By Julien Pretot
PARIS (Reuters) – Paris St Germain may have clinched their long-expected sixth Ligue 1 title in the last seven seasons but that triumph cannot mask the French club’s shortcomings on the European stage where results have failed to match their huge investment.
Even the prospect of another domestic double — PSG play Stade Rennes in the French Cup final next Saturday — cannot soothe the pain felt by fans at seeing their galacticos again fall at the last-16 hurdle in the Champions League.
On the domestic front, their financial power helped them once again crush the opposition as they have so far scored 95 goals and conceded 27, losing three Ligue 1 games this season.
Lagging far behind, second-placed Lille have benefited from Nicolas Pepe’s scoring form, the Ivory Coast striker having plundered 19 goals and set up 11 this term.
He is, however, far off the pace set by league top scorer Kylian Mbappe who has found the back of the net 30 times.
Usual contenders Olympique Lyonnais and AS Monaco have also been unable to compete with PSG’s financial clout.
The principality club sacked coach Leonardo Jardim after a difficult start to the season and replaced him with their former player Thierry Henry but he failed to revive them and was ousted as they recalled the Portuguese midway through the season.
Monaco are hoping to avoid relegation while at the other end of the table Lyon, who are third, have had a see-saw season with Memphis Depay unable to live up to the hype surrounding the Dutch forward — just like PSG in their Champions League quest.
Having spent over 1 billion euros on players since Qatar Sports Investment (QSI) took over the club in 2011, including the likes of Thiago Silva, Zlatan Ibrahimovic, Edinson Cavani, Neymar and Mbappe, PSG have not got past the quarter-finals of Europe’s elite club competition since 1995.
In the last three seasons they have gone out in the last 16 after squandering a four-goal lead against Barcelona in 2017 and a two-goal away advantage against Manchester United this year.
German coach Thomas Tuchel, who replaced Unai Emery this season, also could not manage a domestic treble which the Spaniard and France World Cup-winner Laurent Blanc achieved.
PSG can argue that bad luck struck as Neymar suffered a foot injury before the Champions League knockout phase but like last year they have not addressed several weaknesses including the need to develop a winning mentality.
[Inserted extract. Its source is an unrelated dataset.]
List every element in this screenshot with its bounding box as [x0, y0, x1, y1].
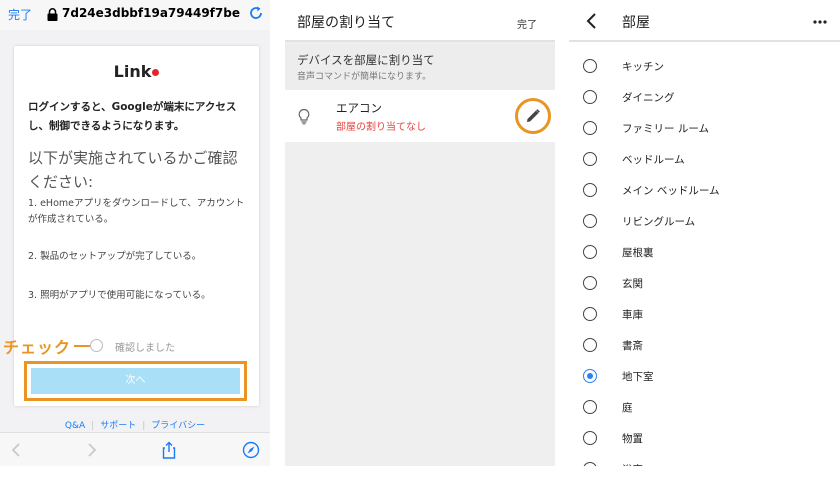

Just ask Dani Alves.
“I know how to win,” Brazil fullback Alves, who won three Champions League titles at Barcelona, said this week.
“When someone has been there, maybe it’s good to listen to them, rely on their experience. Maybe it will work, maybe it won’t. I’d like that when I say something, they’d listen more.”
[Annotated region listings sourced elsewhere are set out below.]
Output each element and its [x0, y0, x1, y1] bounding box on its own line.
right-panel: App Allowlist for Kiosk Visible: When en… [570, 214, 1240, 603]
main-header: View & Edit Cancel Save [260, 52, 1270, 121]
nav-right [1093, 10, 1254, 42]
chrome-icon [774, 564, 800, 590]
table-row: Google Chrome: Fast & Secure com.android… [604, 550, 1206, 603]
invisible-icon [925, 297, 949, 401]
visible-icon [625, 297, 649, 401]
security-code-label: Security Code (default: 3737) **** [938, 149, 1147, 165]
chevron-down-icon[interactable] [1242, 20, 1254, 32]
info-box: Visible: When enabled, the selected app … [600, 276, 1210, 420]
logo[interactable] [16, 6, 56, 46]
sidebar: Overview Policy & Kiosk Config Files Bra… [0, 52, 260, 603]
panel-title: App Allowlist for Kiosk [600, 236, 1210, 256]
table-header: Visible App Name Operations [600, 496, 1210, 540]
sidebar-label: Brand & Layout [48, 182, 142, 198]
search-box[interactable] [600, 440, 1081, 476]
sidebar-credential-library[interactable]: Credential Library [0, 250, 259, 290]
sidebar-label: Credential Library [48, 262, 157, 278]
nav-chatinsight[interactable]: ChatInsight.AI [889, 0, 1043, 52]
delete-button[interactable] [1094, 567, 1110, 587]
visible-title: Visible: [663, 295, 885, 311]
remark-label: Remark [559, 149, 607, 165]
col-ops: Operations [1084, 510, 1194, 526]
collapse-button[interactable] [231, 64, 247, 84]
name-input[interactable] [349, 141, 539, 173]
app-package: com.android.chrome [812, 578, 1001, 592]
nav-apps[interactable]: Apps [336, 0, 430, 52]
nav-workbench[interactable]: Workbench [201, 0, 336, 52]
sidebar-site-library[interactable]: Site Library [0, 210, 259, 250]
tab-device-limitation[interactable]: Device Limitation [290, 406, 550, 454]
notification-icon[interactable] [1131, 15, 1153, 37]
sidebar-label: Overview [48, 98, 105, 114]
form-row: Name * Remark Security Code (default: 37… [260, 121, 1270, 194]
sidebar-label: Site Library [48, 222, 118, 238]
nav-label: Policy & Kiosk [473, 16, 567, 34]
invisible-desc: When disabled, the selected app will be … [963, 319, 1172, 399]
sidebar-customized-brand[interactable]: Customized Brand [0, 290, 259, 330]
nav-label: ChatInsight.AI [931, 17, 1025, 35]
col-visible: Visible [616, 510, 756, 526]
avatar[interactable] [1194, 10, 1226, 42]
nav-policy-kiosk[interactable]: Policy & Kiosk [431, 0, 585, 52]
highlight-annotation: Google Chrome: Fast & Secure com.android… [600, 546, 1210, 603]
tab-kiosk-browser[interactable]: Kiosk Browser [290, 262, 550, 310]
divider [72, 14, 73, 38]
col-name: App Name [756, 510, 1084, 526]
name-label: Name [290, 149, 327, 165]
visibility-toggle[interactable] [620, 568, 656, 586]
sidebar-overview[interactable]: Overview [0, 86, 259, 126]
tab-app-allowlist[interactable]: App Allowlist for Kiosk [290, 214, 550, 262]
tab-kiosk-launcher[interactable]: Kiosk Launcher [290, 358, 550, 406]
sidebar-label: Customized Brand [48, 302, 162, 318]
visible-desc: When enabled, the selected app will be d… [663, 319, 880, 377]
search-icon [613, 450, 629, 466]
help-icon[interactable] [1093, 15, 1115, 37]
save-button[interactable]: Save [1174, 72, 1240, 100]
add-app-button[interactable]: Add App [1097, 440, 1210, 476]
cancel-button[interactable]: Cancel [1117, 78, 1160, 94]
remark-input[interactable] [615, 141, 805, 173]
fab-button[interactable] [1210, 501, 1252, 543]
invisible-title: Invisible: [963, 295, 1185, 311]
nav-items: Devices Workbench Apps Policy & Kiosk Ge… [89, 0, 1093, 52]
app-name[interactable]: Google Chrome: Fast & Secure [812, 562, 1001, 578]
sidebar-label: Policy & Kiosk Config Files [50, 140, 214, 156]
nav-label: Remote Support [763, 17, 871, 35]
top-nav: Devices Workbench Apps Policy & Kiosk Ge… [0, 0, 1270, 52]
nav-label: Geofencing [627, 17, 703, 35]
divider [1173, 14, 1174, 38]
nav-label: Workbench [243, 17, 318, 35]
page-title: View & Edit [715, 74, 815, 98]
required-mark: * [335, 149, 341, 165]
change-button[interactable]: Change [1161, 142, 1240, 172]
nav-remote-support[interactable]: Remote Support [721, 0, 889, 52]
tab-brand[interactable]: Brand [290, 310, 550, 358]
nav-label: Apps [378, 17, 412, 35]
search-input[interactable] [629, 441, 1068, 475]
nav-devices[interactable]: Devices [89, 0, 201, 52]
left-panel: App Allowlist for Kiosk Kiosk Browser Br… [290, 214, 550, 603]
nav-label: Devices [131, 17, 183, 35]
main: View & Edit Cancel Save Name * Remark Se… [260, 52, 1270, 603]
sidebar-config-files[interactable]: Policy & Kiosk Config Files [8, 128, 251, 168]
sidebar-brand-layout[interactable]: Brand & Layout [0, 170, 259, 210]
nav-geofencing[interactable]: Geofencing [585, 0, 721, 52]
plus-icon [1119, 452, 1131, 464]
Tuchel and the PSG management also failed to resolve Adrien Rabiot’s situation, with the gifted midfielder being left out of the squad for most of the season over a contractual dispute.
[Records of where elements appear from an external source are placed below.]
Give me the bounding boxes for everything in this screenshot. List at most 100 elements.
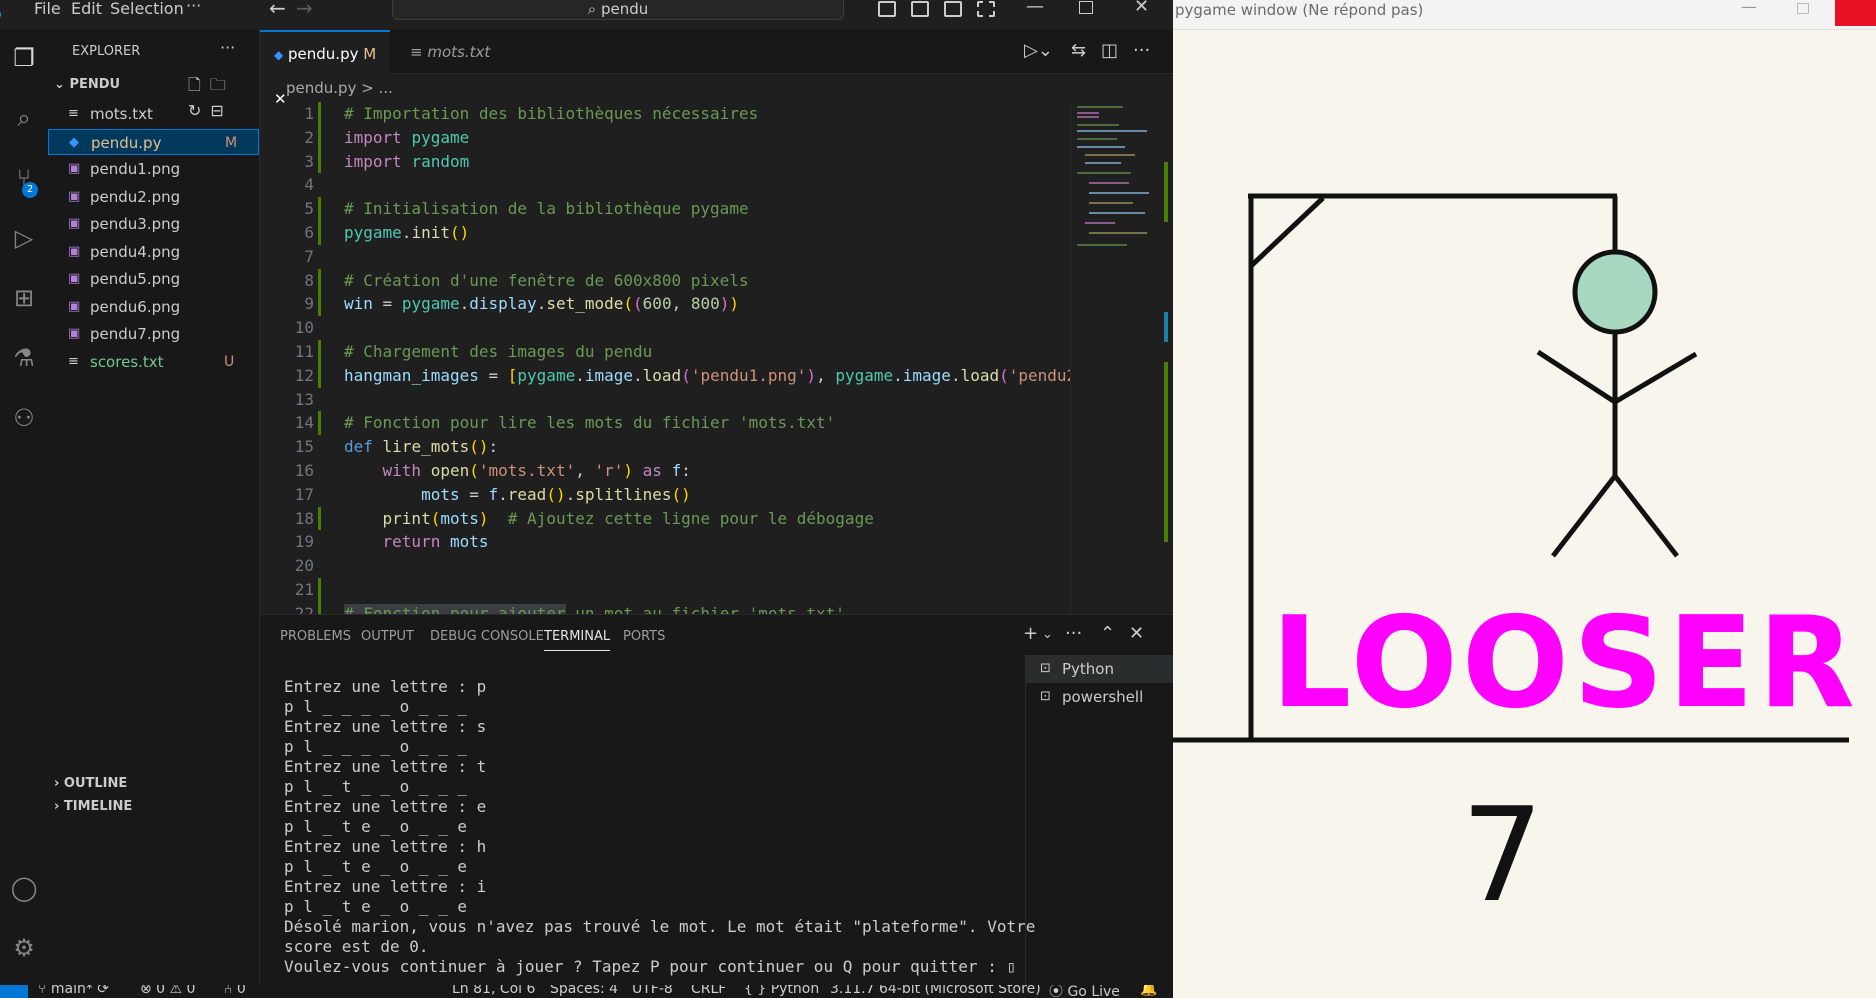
code-line: # Importation des bibliothèques nécessai… <box>344 104 759 123</box>
code-editor[interactable]: 1 # Importation des bibliothèques nécessa… <box>260 102 1070 614</box>
branch-status[interactable]: ⑂ main* ⟳ <box>38 985 109 997</box>
cursor-position[interactable]: Ln 81, Col 6 <box>452 985 535 997</box>
eol-status[interactable]: CRLF <box>691 985 726 997</box>
folder-pendu[interactable]: ⌄ PENDU <box>54 77 120 92</box>
testing-icon[interactable]: ⚗ <box>8 342 40 374</box>
toggle-secondary-sidebar-icon[interactable] <box>944 1 962 17</box>
maximize-button[interactable] <box>1079 1 1093 14</box>
file-name: pendu4.png <box>90 242 181 261</box>
file-item[interactable]: ◆ pendu.py M <box>48 128 259 155</box>
chevron-down-icon: ⌄ <box>54 77 65 92</box>
new-terminal-button[interactable]: + <box>1023 623 1038 644</box>
code-line: win = pygame.display.set_mode((600, 800)… <box>344 294 740 314</box>
vscode-logo-icon: ⟩ <box>0 2 18 26</box>
broadcast-icon: ⦿ <box>1049 985 1063 998</box>
scrollbar-change-marker <box>1164 362 1168 542</box>
line-number: 11 <box>294 341 314 361</box>
file-item[interactable]: ▣ pendu4.png <box>48 239 259 265</box>
file-item[interactable]: ▣ pendu5.png <box>48 266 259 292</box>
line-number: 17 <box>294 484 314 504</box>
editor-more-button[interactable]: ··· <box>1133 40 1150 61</box>
extensions-icon[interactable]: ⊞ <box>8 282 40 314</box>
breadcrumb[interactable]: pendu.py > ... <box>260 74 1173 102</box>
encoding-status[interactable]: UTF-8 <box>632 985 673 997</box>
line-number: 15 <box>294 437 314 457</box>
code-line: pygame.init() <box>344 222 470 242</box>
new-folder-icon[interactable]: 🗀 <box>210 75 235 94</box>
menu-file[interactable]: File <box>34 0 61 18</box>
file-item[interactable]: ▣ pendu6.png <box>48 294 259 320</box>
terminal-output[interactable]: Entrez une lettre : pp l _ _ _ _ o _ _ _… <box>284 677 1044 977</box>
file-item[interactable]: ▣ pendu2.png <box>48 184 259 210</box>
run-python-icon[interactable]: ▷⌄ <box>1024 40 1053 61</box>
search-icon[interactable]: ⌕ <box>8 102 40 134</box>
tab-debug-console[interactable]: DEBUG CONSOLE <box>430 629 544 644</box>
compare-changes-icon[interactable]: ⇆ <box>1071 40 1086 61</box>
menu-more-button[interactable]: ··· <box>186 0 201 15</box>
tab-pendu-py[interactable]: ◆ pendu.py M ✕ <box>260 30 390 108</box>
menu-selection[interactable]: Selection <box>110 0 184 18</box>
python-icon[interactable]: ⚇ <box>8 402 40 434</box>
go-live-label: Go Live <box>1067 985 1120 998</box>
indentation-status[interactable]: Spaces: 4 <box>550 985 618 997</box>
go-live-button[interactable]: ⦿ Go Live <box>1049 985 1120 998</box>
close-button[interactable]: ✕ <box>1134 0 1149 17</box>
notifications-bell-icon[interactable]: 🔔 <box>1140 985 1157 997</box>
terminal-line: p l _ t e _ o _ _ e <box>284 897 468 916</box>
ports-status[interactable]: ⑃ 0 <box>224 985 246 997</box>
customize-layout-icon[interactable] <box>977 1 995 17</box>
new-file-icon[interactable]: 🗋 <box>188 75 210 94</box>
menu-edit[interactable]: Edit <box>71 0 102 18</box>
tab-ports[interactable]: PORTS <box>623 629 665 644</box>
file-item[interactable]: ≡ scores.txt U <box>48 349 259 375</box>
png-file-icon: ▣ <box>68 298 81 314</box>
chevron-down-icon[interactable]: ⌄ <box>1042 627 1053 642</box>
toggle-sidebar-icon[interactable] <box>878 1 896 17</box>
accounts-icon[interactable]: ◯ <box>8 872 40 904</box>
explorer-more-button[interactable]: ··· <box>220 38 235 57</box>
minimize-button[interactable]: — <box>1026 0 1044 17</box>
command-center-search[interactable]: ⌕ pendu <box>392 0 844 20</box>
file-item[interactable]: ▣ pendu7.png <box>48 321 259 347</box>
close-panel-button[interactable]: ✕ <box>1129 623 1144 644</box>
gallows-brace <box>1249 196 1325 268</box>
minimap[interactable] <box>1070 102 1160 614</box>
file-item[interactable]: ▣ pendu3.png <box>48 211 259 237</box>
terminal-line: Entrez une lettre : p <box>284 677 487 696</box>
split-editor-icon[interactable]: ◫ <box>1101 40 1118 61</box>
file-name: pendu7.png <box>90 325 181 343</box>
tab-problems[interactable]: PROBLEMS <box>280 629 351 644</box>
terminal-powershell[interactable]: ⊡ powershell <box>1026 683 1173 711</box>
editor-scrollbar[interactable] <box>1160 102 1172 614</box>
scrollbar-change-marker <box>1164 312 1168 342</box>
terminal-list: ⊡ Python ⊡ powershell <box>1025 655 1173 986</box>
tab-output[interactable]: OUTPUT <box>361 629 414 644</box>
maximize-panel-icon[interactable]: ⌃ <box>1100 623 1115 644</box>
terminal-python[interactable]: ⊡ Python <box>1026 655 1173 683</box>
panel-more-button[interactable]: ··· <box>1065 623 1082 644</box>
run-debug-icon[interactable]: ▷ <box>8 222 40 254</box>
tab-terminal[interactable]: TERMINAL <box>544 629 611 651</box>
file-item[interactable]: ▣ pendu1.png <box>48 156 259 182</box>
line-number: 4 <box>304 175 314 195</box>
git-gutter <box>318 197 321 221</box>
sync-icon: ⟳ <box>97 985 110 997</box>
tab-mots-txt[interactable]: ≡ mots.txt <box>396 30 526 74</box>
file-item[interactable]: ≡ mots.txt <box>48 101 259 127</box>
outline-section[interactable]: › OUTLINE <box>54 776 127 791</box>
activity-bar: ❐ ⌕ ⑂ 2 ▷ ⊞ ⚗ ⚇ ◯ ⚙ <box>0 30 48 985</box>
language-status[interactable]: { } Python <box>744 985 819 997</box>
interpreter-status[interactable]: 3.11.7 64-bit (Microsoft Store) <box>830 985 1041 997</box>
settings-gear-icon[interactable]: ⚙ <box>8 932 40 964</box>
git-gutter <box>318 102 321 126</box>
timeline-section[interactable]: › TIMELINE <box>54 799 132 814</box>
png-file-icon: ▣ <box>68 271 81 286</box>
toggle-panel-icon[interactable] <box>911 1 929 17</box>
forward-arrow-icon[interactable]: → <box>296 0 313 20</box>
explorer-icon[interactable]: ❐ <box>8 42 40 74</box>
remote-indicator[interactable] <box>0 985 28 998</box>
hangman-right-leg <box>1613 474 1679 558</box>
problems-status[interactable]: ⊗ 0 ⚠ 0 <box>140 985 195 997</box>
line-number: 12 <box>294 365 314 385</box>
back-arrow-icon[interactable]: ← <box>269 0 286 20</box>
With Blaise Matuidi having departed for Juventus in 2017, Tuchel has often had to play Marquinhos alongside Marco Verratti in midfield, although the Brazilian is probably his best central defender and PSG have suffered by conceding some soft goals.
It was Marquinhos’s deputy, Presnel Kimpembe, who handled the ball to give United a last-gasp penalty at the Parc des Princes last month that ended the Champions League campaign.
Tuchel also failed to appoint a clear number one goalkeeper, with French international Alphonse Areola and Italian great Gianluigi Buffon swapping roles throughout the season, likely preventing either of them to get into their groove.
Buffon made a rookie mistake that led to Romelu Lukaku’s goal when United won their last-16 second leg 3-1 in Paris, a damaging result that left PSG’s expensive squad still chasing their elusive Champions League dream.